The Ranger handles bumps and curves with confident dexterity. Its rigid ladder-like chassis, fully boxed in the front section, combines with an independent wishbone front suspension to pamper passengers with smooth ride sensations.
At the same time, the Ranger offers aggressive performance off the pavement, as we saw on a primitive track laced with lumps and rocks and tire-sucking mud pits. A high ground clearance enables the Ranger 4x4 to clear ruts and bumps easily. And when it doesn't, skid plates shield the transfer case and fuel tank from damage.

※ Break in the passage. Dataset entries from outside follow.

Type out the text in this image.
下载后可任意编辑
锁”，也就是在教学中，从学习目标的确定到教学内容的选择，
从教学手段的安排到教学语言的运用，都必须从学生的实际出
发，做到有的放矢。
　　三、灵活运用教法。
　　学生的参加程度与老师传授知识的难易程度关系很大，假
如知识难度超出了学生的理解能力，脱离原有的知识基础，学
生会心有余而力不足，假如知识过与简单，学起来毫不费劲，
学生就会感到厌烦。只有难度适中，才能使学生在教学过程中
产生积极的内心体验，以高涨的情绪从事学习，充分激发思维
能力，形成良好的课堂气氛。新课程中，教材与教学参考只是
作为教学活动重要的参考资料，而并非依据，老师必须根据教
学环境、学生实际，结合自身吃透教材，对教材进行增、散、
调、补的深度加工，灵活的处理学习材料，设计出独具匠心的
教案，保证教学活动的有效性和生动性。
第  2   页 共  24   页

A pulse-vacuum hub-lock device engages the front hubs quickly, for push-button shifting into four-wheel-drive while rolling as fast as 80 mph. A rotary dial on the dashboard provides seamless switching from rear-wheel-drive to four-wheel-drive high, or further down to four-wheel low for serious off-road maneuvers.
As a work truck, the Ford Ranger offers serious truck capability at affordable prices. Watch for cash rebates and other incentives.
The high-level models deliver strong performance on and off road. We like the XLT. The four-wheel-drive system with vacuum-activated hubs works very well and you can't beat the 4.0-liter V6 for performance.
New Car Test Drive editor Mitch McCullough is based in Los Angeles.
Ford Ranger XL ($14,365); XLT ($16,135); Edge ($16,465).
Twin Cities, Minnesota; Edison, New Jersey; Norfolk, Virginia; Ontario, Canada.
Options As Tested
5-speed automatic transmission ($1,000); Class III trailer hitch ($215); Power Equipment Group ($405) includes power windows, locks, mirrors, remote keyless entry; cloth sport bucket seats w center console ($330).
Ford Ranger XLT SuperCab 4x4 4D ($23,015).